Enviada em 02/11/2017

A Constituição Federal de 1988 assegura a toda a sociedade brasileira o direito à saúde e bem estar. No entanto, o aumento no número de pessoas infectadas por doenças sexualmente transmissíveis no Brasil demonstra que os indivíduos ainda não usufruem plenamente desse direito. O aumento nos casos de DST’s é um problema gravíssimo da sociedade brasileira, destarte, é necessário torná-lo visível e combatê-lo.

Em primeira análise, cabe pontuar que o crescimento do contingente infectado por DSTs demonstra a ineficiência na administração do SUS (Sistema Único de Saúde). Em relação a isso, Zygmunt Bauman, na obra “Modernidade Líquida”, afirma que muitas instituições mantêm sua forma a qualquer custo e acabam perdendo a funcionalidade. Tal tese proposta por Bauman serve para mostrar que instituições como o SUS ao perderem a capacidade de desempenhar sua função social, elencam aos indivíduos inúmeros problemas.

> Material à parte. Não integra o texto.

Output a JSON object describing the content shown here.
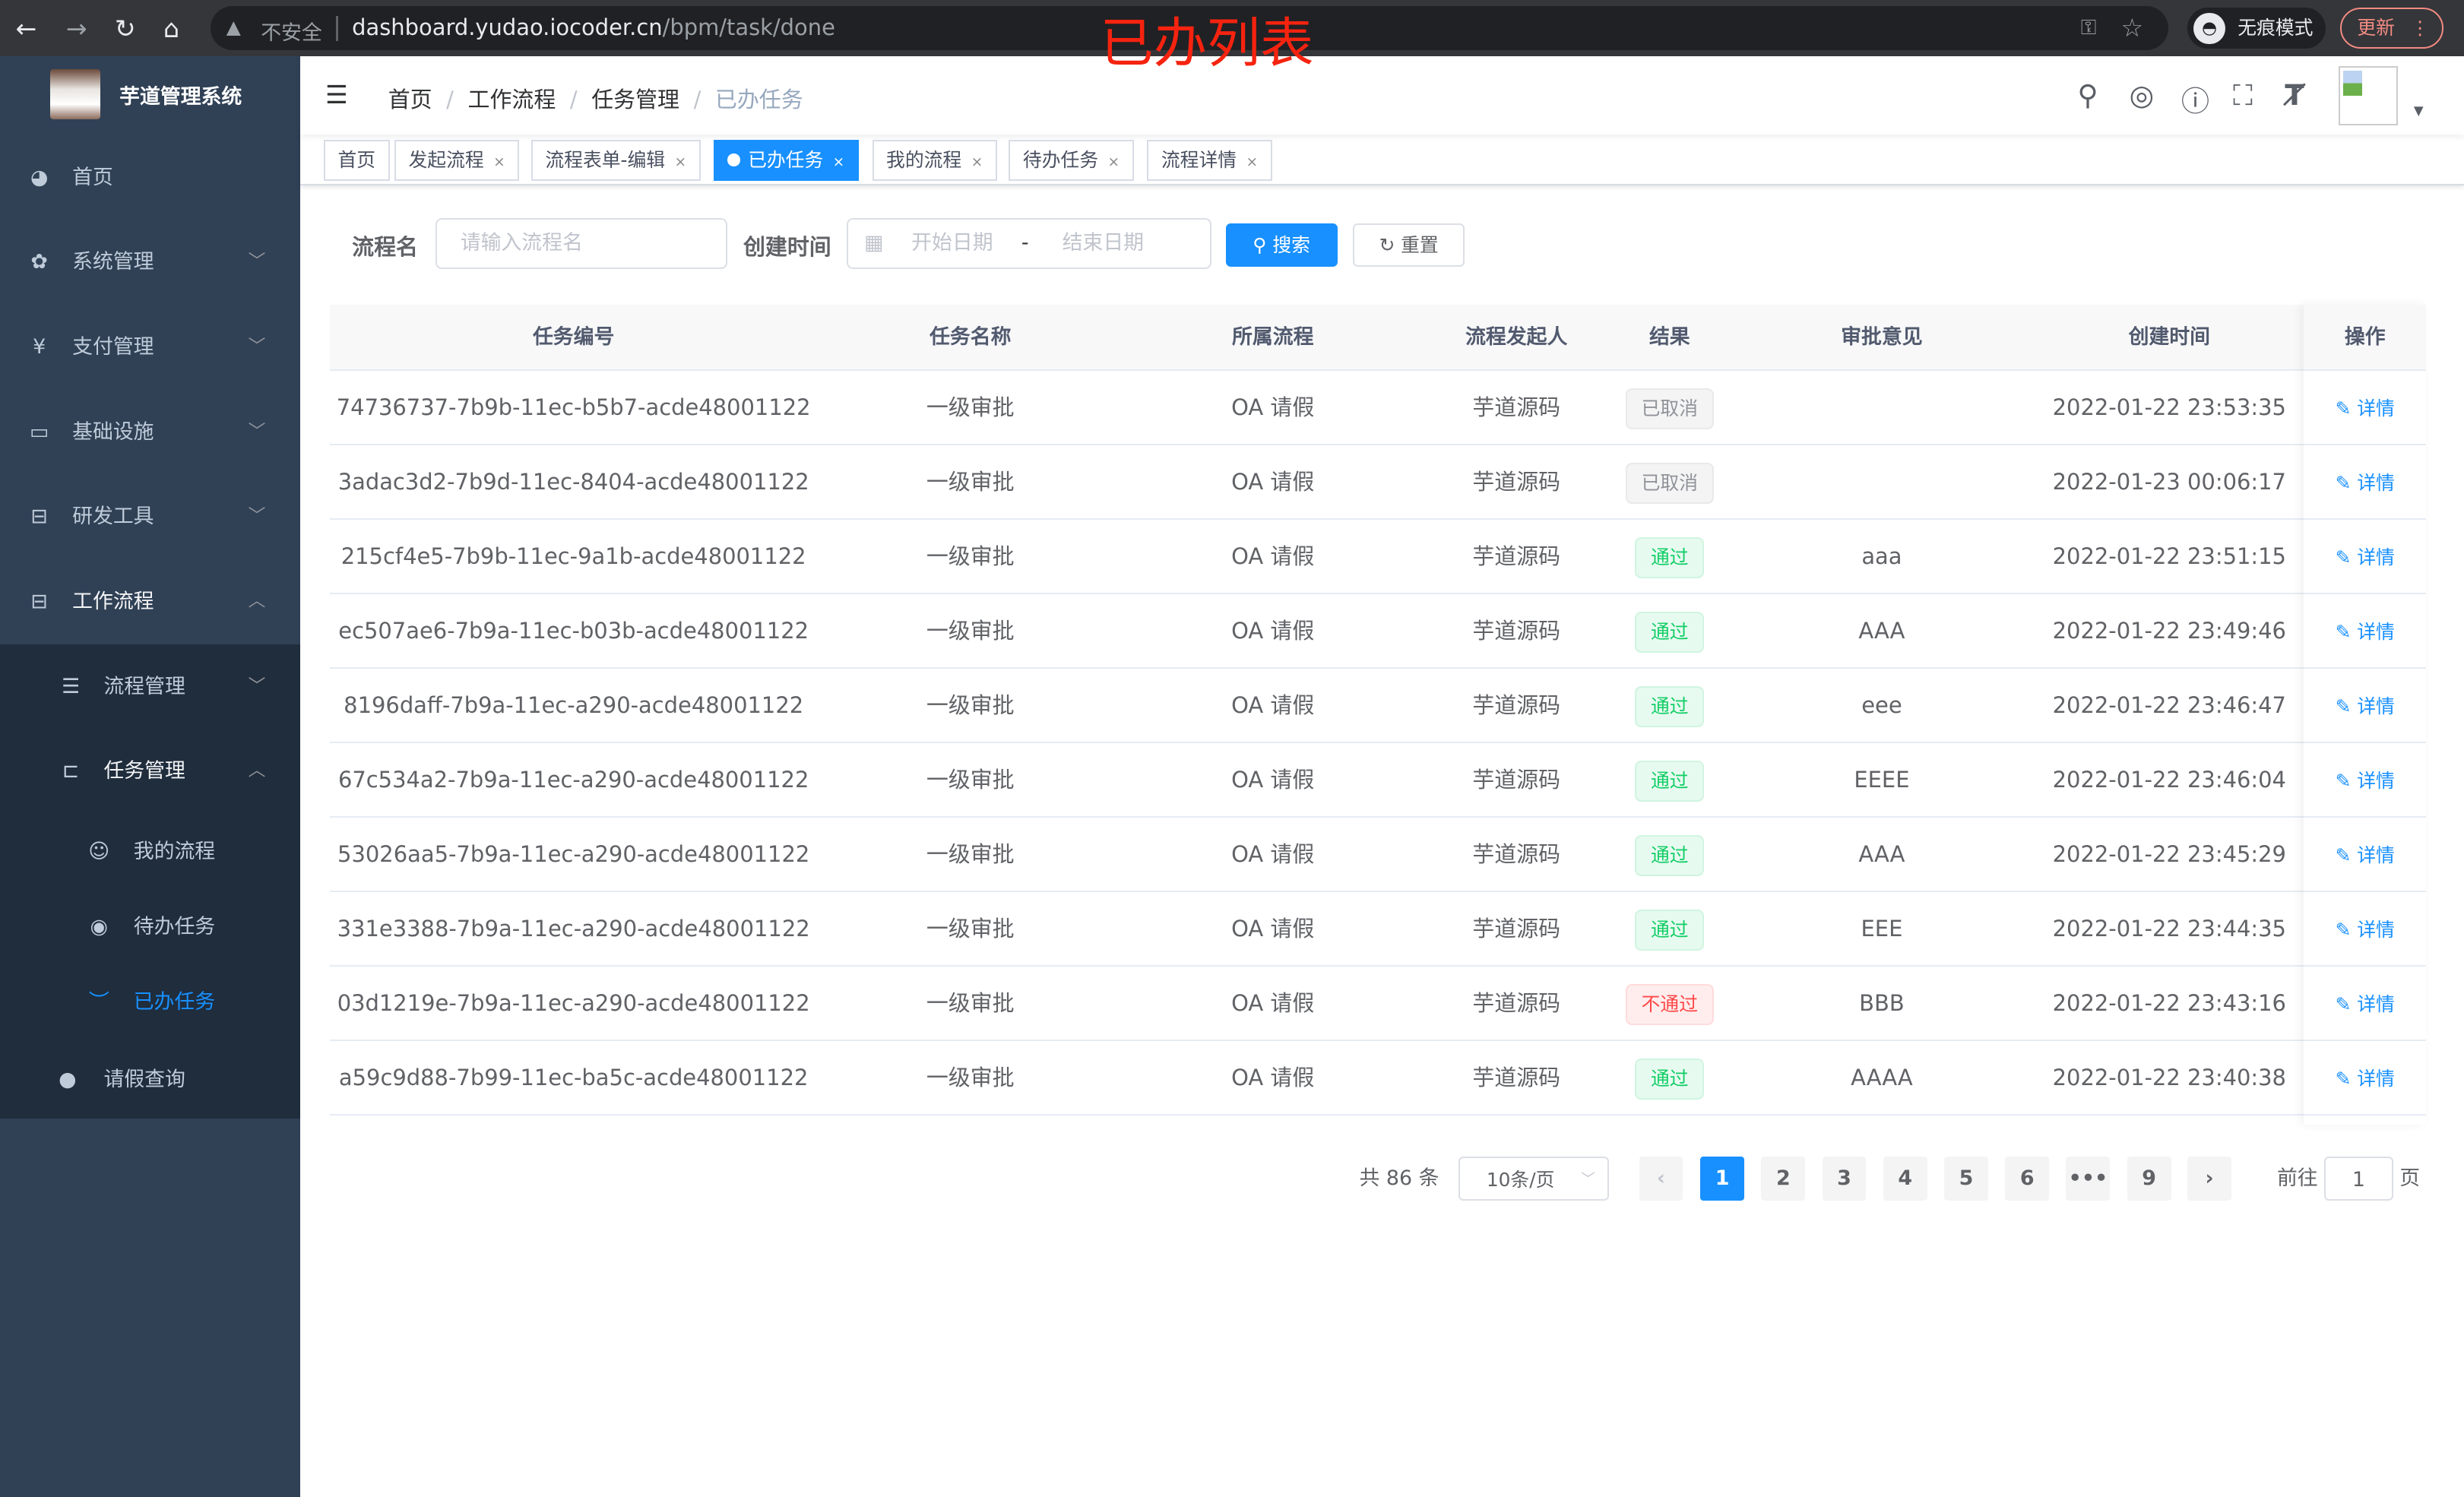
{
  "browser": {
    "url_host": "dashboard.yudao.iocoder.cn",
    "url_path": "/bpm/task/done",
    "security": "不安全",
    "incognito": "无痕模式",
    "update": "更新"
  },
  "annotation": "已办列表",
  "sidebar": {
    "title": "芋道管理系统",
    "items": [
      {
        "label": "首页",
        "icon": "dashboard-icon"
      },
      {
        "label": "系统管理",
        "icon": "gear-icon"
      },
      {
        "label": "支付管理",
        "icon": "yen-icon"
      },
      {
        "label": "基础设施",
        "icon": "monitor-icon"
      },
      {
        "label": "研发工具",
        "icon": "toolbox-icon"
      },
      {
        "label": "工作流程",
        "icon": "toolbox-icon"
      }
    ],
    "sub": [
      {
        "label": "流程管理"
      },
      {
        "label": "任务管理"
      },
      {
        "label": "我的流程"
      },
      {
        "label": "待办任务"
      },
      {
        "label": "已办任务"
      },
      {
        "label": "请假查询"
      }
    ],
    "active_color": "#1890ff"
  },
  "breadcrumb": [
    "首页",
    "工作流程",
    "任务管理",
    "已办任务"
  ],
  "tags": [
    "首页",
    "发起流程",
    "流程表单-编辑",
    "已办任务",
    "我的流程",
    "待办任务",
    "流程详情"
  ],
  "filter": {
    "name_label": "流程名",
    "name_placeholder": "请输入流程名",
    "time_label": "创建时间",
    "start_placeholder": "开始日期",
    "range_sep": "-",
    "end_placeholder": "结束日期",
    "search": "搜索",
    "reset": "重置"
  },
  "table": {
    "headers": [
      "任务编号",
      "任务名称",
      "所属流程",
      "流程发起人",
      "结果",
      "审批意见",
      "创建时间",
      "操作"
    ],
    "action": "详情",
    "rows": [
      {
        "id": "74736737-7b9b-11ec-b5b7-acde48001122",
        "name": "一级审批",
        "process": "OA 请假",
        "starter": "芋道源码",
        "result": "已取消",
        "type": "cancel",
        "comment": "",
        "time": "2022-01-22 23:53:35"
      },
      {
        "id": "3adac3d2-7b9d-11ec-8404-acde48001122",
        "name": "一级审批",
        "process": "OA 请假",
        "starter": "芋道源码",
        "result": "已取消",
        "type": "cancel",
        "comment": "",
        "time": "2022-01-23 00:06:17"
      },
      {
        "id": "215cf4e5-7b9b-11ec-9a1b-acde48001122",
        "name": "一级审批",
        "process": "OA 请假",
        "starter": "芋道源码",
        "result": "通过",
        "type": "pass",
        "comment": "aaa",
        "time": "2022-01-22 23:51:15"
      },
      {
        "id": "ec507ae6-7b9a-11ec-b03b-acde48001122",
        "name": "一级审批",
        "process": "OA 请假",
        "starter": "芋道源码",
        "result": "通过",
        "type": "pass",
        "comment": "AAA",
        "time": "2022-01-22 23:49:46"
      },
      {
        "id": "8196daff-7b9a-11ec-a290-acde48001122",
        "name": "一级审批",
        "process": "OA 请假",
        "starter": "芋道源码",
        "result": "通过",
        "type": "pass",
        "comment": "eee",
        "time": "2022-01-22 23:46:47"
      },
      {
        "id": "67c534a2-7b9a-11ec-a290-acde48001122",
        "name": "一级审批",
        "process": "OA 请假",
        "starter": "芋道源码",
        "result": "通过",
        "type": "pass",
        "comment": "EEEE",
        "time": "2022-01-22 23:46:04"
      },
      {
        "id": "53026aa5-7b9a-11ec-a290-acde48001122",
        "name": "一级审批",
        "process": "OA 请假",
        "starter": "芋道源码",
        "result": "通过",
        "type": "pass",
        "comment": "AAA",
        "time": "2022-01-22 23:45:29"
      },
      {
        "id": "331e3388-7b9a-11ec-a290-acde48001122",
        "name": "一级审批",
        "process": "OA 请假",
        "starter": "芋道源码",
        "result": "通过",
        "type": "pass",
        "comment": "EEE",
        "time": "2022-01-22 23:44:35"
      },
      {
        "id": "03d1219e-7b9a-11ec-a290-acde48001122",
        "name": "一级审批",
        "process": "OA 请假",
        "starter": "芋道源码",
        "result": "不通过",
        "type": "fail",
        "comment": "BBB",
        "time": "2022-01-22 23:43:16"
      },
      {
        "id": "a59c9d88-7b99-11ec-ba5c-acde48001122",
        "name": "一级审批",
        "process": "OA 请假",
        "starter": "芋道源码",
        "result": "通过",
        "type": "pass",
        "comment": "AAAA",
        "time": "2022-01-22 23:40:38"
      }
    ]
  },
  "pagination": {
    "total": "共 86 条",
    "page_size": "10条/页",
    "pages": [
      "1",
      "2",
      "3",
      "4",
      "5",
      "6",
      "•••",
      "9"
    ],
    "current": "1",
    "goto_label": "前往",
    "goto_value": "1",
    "goto_suffix": "页"
  }
}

Diante disso, evidencia-se que a debilidade do sistema de saúde público é uma das causas do aumento de infectados por patógenos transmitidos em relações sexuais sem proteção.

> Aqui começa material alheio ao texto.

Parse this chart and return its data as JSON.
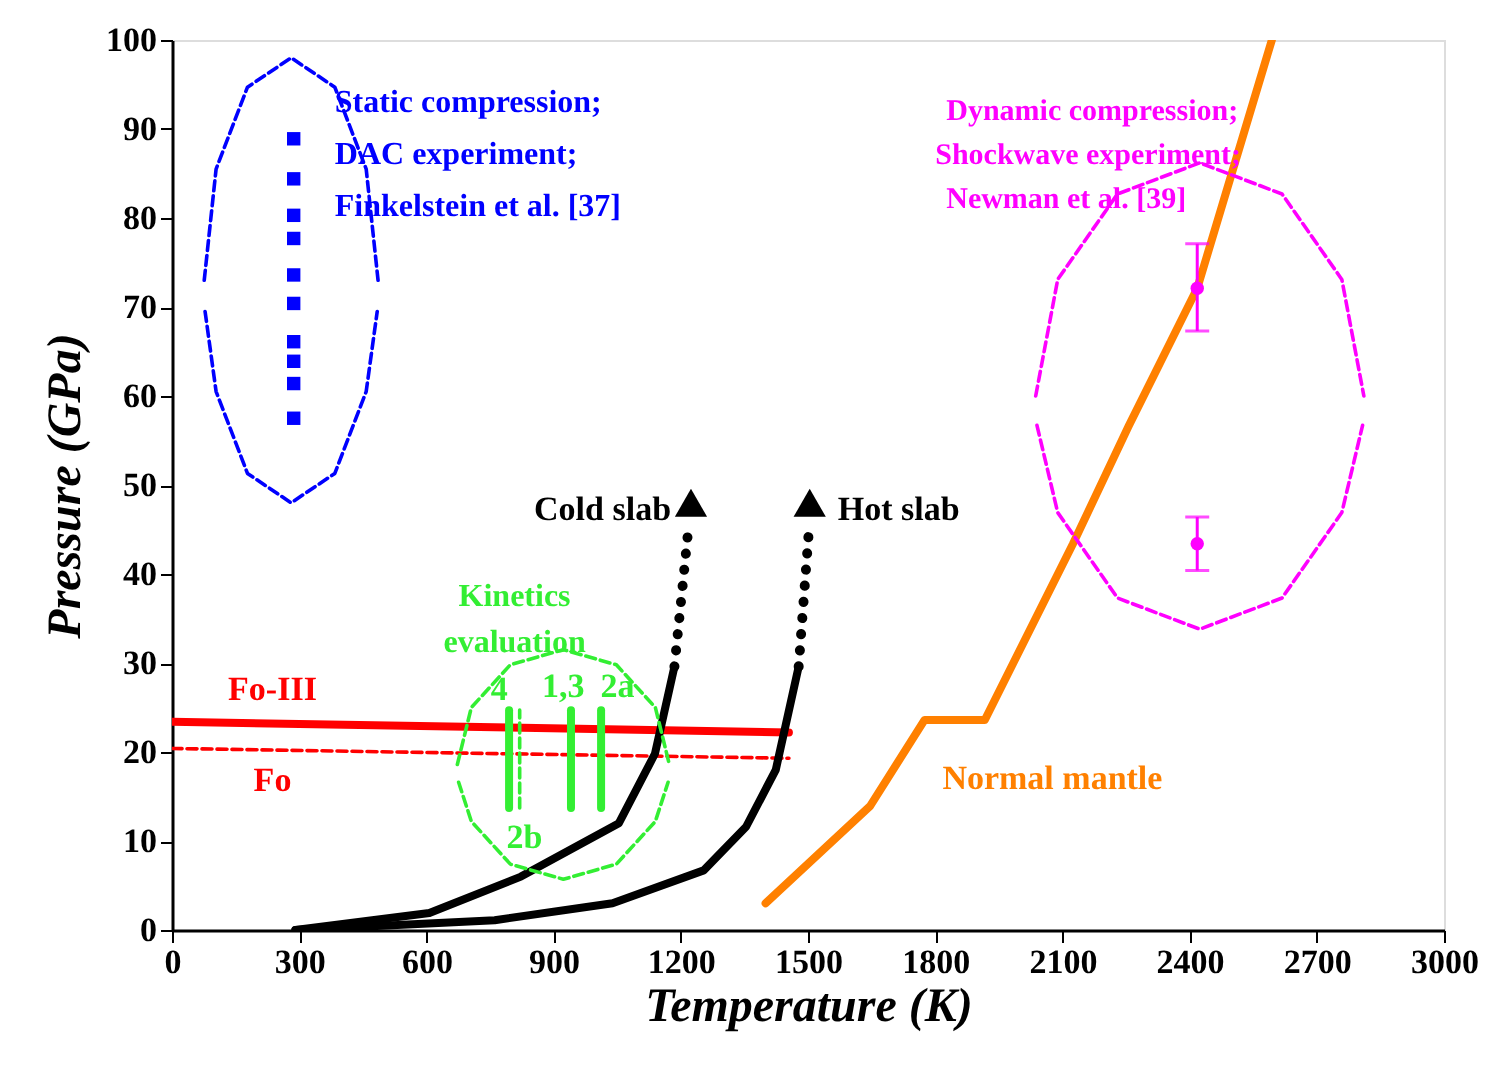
{
  "chart_data": {
    "type": "line",
    "xlabel": "Temperature (K)",
    "ylabel": "Pressure (GPa)",
    "xlim": [
      0,
      3000
    ],
    "ylim": [
      0,
      100
    ],
    "xticks": [
      0,
      300,
      600,
      900,
      1200,
      1500,
      1800,
      2100,
      2400,
      2700,
      3000
    ],
    "yticks": [
      0,
      10,
      20,
      30,
      40,
      50,
      60,
      70,
      80,
      90,
      100
    ],
    "grid": false,
    "series": [
      {
        "name": "Fo-III",
        "color": "#ff0000",
        "line_style": "solid",
        "x": [
          0,
          1455
        ],
        "values": [
          23.4,
          22.2
        ]
      },
      {
        "name": "Fo",
        "color": "#ff0000",
        "line_style": "dashed",
        "x": [
          0,
          1455
        ],
        "values": [
          20.4,
          19.3
        ]
      },
      {
        "color": "#000000",
        "line_style": "solid",
        "x": [
          291,
          607,
          823,
          1054,
          1139,
          1185
        ],
        "values": [
          0,
          1.9,
          6.0,
          12,
          19.8,
          29.6
        ]
      },
      {
        "name": "Cold slab",
        "color": "#000000",
        "line_style": "dotted",
        "x": [
          1185,
          1216
        ],
        "values": [
          29.6,
          44.2
        ]
      },
      {
        "type": "scatter",
        "color": "#000000",
        "marker": "triangle",
        "x": [
          1224,
          1504
        ],
        "values": [
          48,
          48
        ]
      },
      {
        "color": "#000000",
        "line_style": "solid",
        "x": [
          291,
          761,
          1039,
          1254,
          1354,
          1424,
          1478
        ],
        "values": [
          0,
          1.1,
          3.0,
          6.7,
          11.6,
          18,
          29.6
        ]
      },
      {
        "name": "Hot slab",
        "color": "#000000",
        "line_style": "dotted",
        "x": [
          1478,
          1501
        ],
        "values": [
          29.6,
          44.2
        ]
      },
      {
        "name": "Normal mantle",
        "color": "#ff8000",
        "line_style": "solid",
        "x": [
          1400,
          1646,
          1775,
          1917,
          2125,
          2256,
          2418,
          2594
        ],
        "values": [
          3,
          13.9,
          23.6,
          23.6,
          43.4,
          56.6,
          72.1,
          100
        ]
      },
      {
        "name": "4",
        "color": "#33ee33",
        "line_style": "solid",
        "x": [
          795,
          795
        ],
        "values": [
          13.7,
          24.7
        ]
      },
      {
        "name": "2b",
        "color": "#33ee33",
        "line_style": "dashed",
        "x": [
          820,
          820
        ],
        "values": [
          13.7,
          24.7
        ]
      },
      {
        "name": "1,3",
        "color": "#33ee33",
        "line_style": "solid",
        "x": [
          941,
          941
        ],
        "values": [
          13.7,
          24.7
        ]
      },
      {
        "name": "2a",
        "color": "#33ee33",
        "line_style": "solid",
        "x": [
          1012,
          1012
        ],
        "values": [
          13.7,
          24.7
        ]
      },
      {
        "color": "#33ee33",
        "line_style": "dashed",
        "x": [
          673,
          706,
          798,
          923,
          1048,
          1140,
          1173
        ],
        "values": [
          18.6,
          25,
          29.8,
          31.5,
          29.8,
          25,
          18.6
        ]
      },
      {
        "color": "#33ee33",
        "line_style": "dashed",
        "x": [
          676,
          706,
          798,
          923,
          1048,
          1140,
          1170
        ],
        "values": [
          16.6,
          12.2,
          7.4,
          5.7,
          7.4,
          12.2,
          16.6
        ]
      },
      {
        "color": "#0000ff",
        "line_style": "dashed",
        "x": [
          76,
          104,
          178,
          281,
          384,
          458,
          486
        ],
        "values": [
          73,
          85.5,
          94.7,
          98,
          94.7,
          85.5,
          73
        ]
      },
      {
        "color": "#0000ff",
        "line_style": "dashed",
        "x": [
          78,
          104,
          178,
          281,
          384,
          458,
          484
        ],
        "values": [
          69.5,
          60.5,
          51.3,
          48,
          51.3,
          60.5,
          69.5
        ]
      },
      {
        "color": "#ff00ff",
        "line_style": "dashed",
        "x": [
          2037,
          2089,
          2230,
          2424,
          2618,
          2759,
          2811
        ],
        "values": [
          60,
          73.1,
          82.7,
          86.2,
          82.7,
          73.1,
          60
        ]
      },
      {
        "color": "#ff00ff",
        "line_style": "dashed",
        "x": [
          2040,
          2089,
          2230,
          2424,
          2618,
          2759,
          2808
        ],
        "values": [
          56.7,
          46.9,
          37.3,
          33.8,
          37.3,
          46.9,
          56.7
        ]
      },
      {
        "type": "scatter",
        "color": "#0000ff",
        "marker": "square",
        "x": [
          287,
          287,
          287,
          287,
          287,
          287,
          287,
          287,
          287,
          287
        ],
        "values": [
          88.9,
          84.4,
          80.3,
          77.7,
          73.6,
          70.4,
          66.1,
          63.9,
          61.4,
          57.5
        ]
      },
      {
        "type": "scatter",
        "color": "#ff00ff",
        "marker": "circle",
        "x": [
          2418,
          2418
        ],
        "values": [
          72.1,
          43.4
        ],
        "errors": [
          [
            67.3,
            77.1
          ],
          [
            40.4,
            46.4
          ]
        ]
      }
    ],
    "annotations": [
      "Static compression;",
      "DAC experiment;",
      "Finkelstein et al. [37]",
      "Dynamic compression;",
      "Shockwave experiment;",
      "Newman et al. [39]",
      "Kinetics",
      "evaluation"
    ]
  }
}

Ademais, convém frisar que a falta de informação da população acerca dos perigos das DSTS é um dos principais agravantes de tal distúrbio. Comprova-se isso por meio de dados divulgados pela Pcap (Pesquisa de Conhecimentos, Atitudes e Práticas) em 2016, que revelaram que mais de 20% das pessoas entrevistadas acreditavam existir cura para a Aids. Ainda cabe lembrar que, os sintomas da maioria das infecções transmitidas por atos sexuais são desconhecidos por grande parte população sexualmente ativa, o que impede que muitos procurem tratamento. Dessa forma, percebe-se que, um caminho para reverter a atual situação é educar sexualmente a população, para que todos saibam como se proteger e como identificar tais doenças.

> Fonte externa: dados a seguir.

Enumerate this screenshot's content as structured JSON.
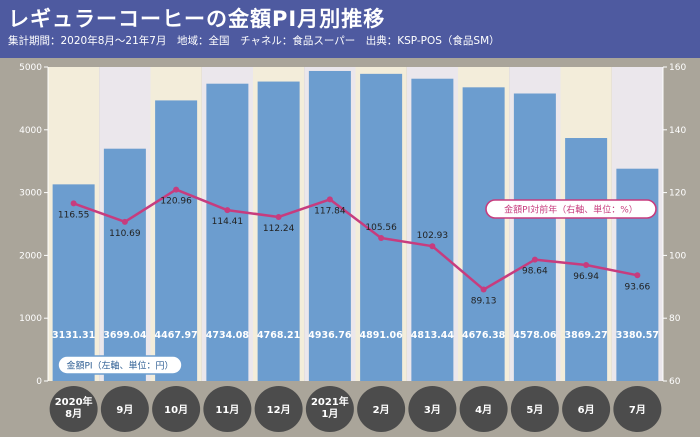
{
  "header": {
    "title": "レギュラーコーヒーの金額PI月別推移",
    "subtitle": "集計期間：2020年8月～21年7月　地域：全国　チャネル：食品スーパー　出典：KSP-POS（食品SM）"
  },
  "legend": {
    "bar_label": "金額PI（左軸、単位：円）",
    "line_label": "金額PI対前年（右軸、単位：%）"
  },
  "colors": {
    "bar": "#6c9dcf",
    "line": "#c73c7e",
    "col_odd": "#f3edda",
    "col_even": "#ebe7ec",
    "bottom_band": "#aaa59a",
    "label_circle": "#4c4c4c"
  },
  "chart_data": {
    "type": "bar",
    "categories": [
      "2020年\n8月",
      "9月",
      "10月",
      "11月",
      "12月",
      "2021年\n1月",
      "2月",
      "3月",
      "4月",
      "5月",
      "6月",
      "7月"
    ],
    "series": [
      {
        "name": "金額PI（左軸、単位：円）",
        "type": "bar",
        "axis": "left",
        "values": [
          3131.31,
          3699.04,
          4467.97,
          4734.08,
          4768.21,
          4936.76,
          4891.06,
          4813.44,
          4676.38,
          4578.06,
          3869.27,
          3380.57
        ]
      },
      {
        "name": "金額PI対前年（右軸、単位：%）",
        "type": "line",
        "axis": "right",
        "values": [
          116.55,
          110.69,
          120.96,
          114.41,
          112.24,
          117.84,
          105.56,
          102.93,
          89.13,
          98.64,
          96.94,
          93.66
        ]
      }
    ],
    "y_left": {
      "min": 0,
      "max": 5000,
      "ticks": [
        0,
        1000,
        2000,
        3000,
        4000,
        5000
      ]
    },
    "y_right": {
      "min": 60,
      "max": 160,
      "ticks": [
        60,
        80,
        100,
        120,
        140,
        160
      ]
    },
    "grid": false,
    "legend_position": "inside"
  }
}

Urge então, que medidas sejam tomadas para mudar a atual situação dos brasileiros frente as DSTS. Nesse sentido, o Ministério da Saúde (MS) deve veicular na mídia televisiva e em outros canais midiáticos, campanhas de conscientização que mostrem as consequências das DSTS e incentivem o uso de preservativos, a fim de tornar a população ciente de que seus atos individuais podem contribuir no combate a um problema de saúde público. Além disso, o MS deve aliar-se ao MEC (Ministério da Educação), e promover nas instituições de ensino, mediante a palestras com profissionais da saúde, a educação sexual, respeitando a faixa etária adequada para cada tipo de informação, com a finalidade de que os indivíduos cresçam conscientes da importância dos preservativos durante as relações sexuais.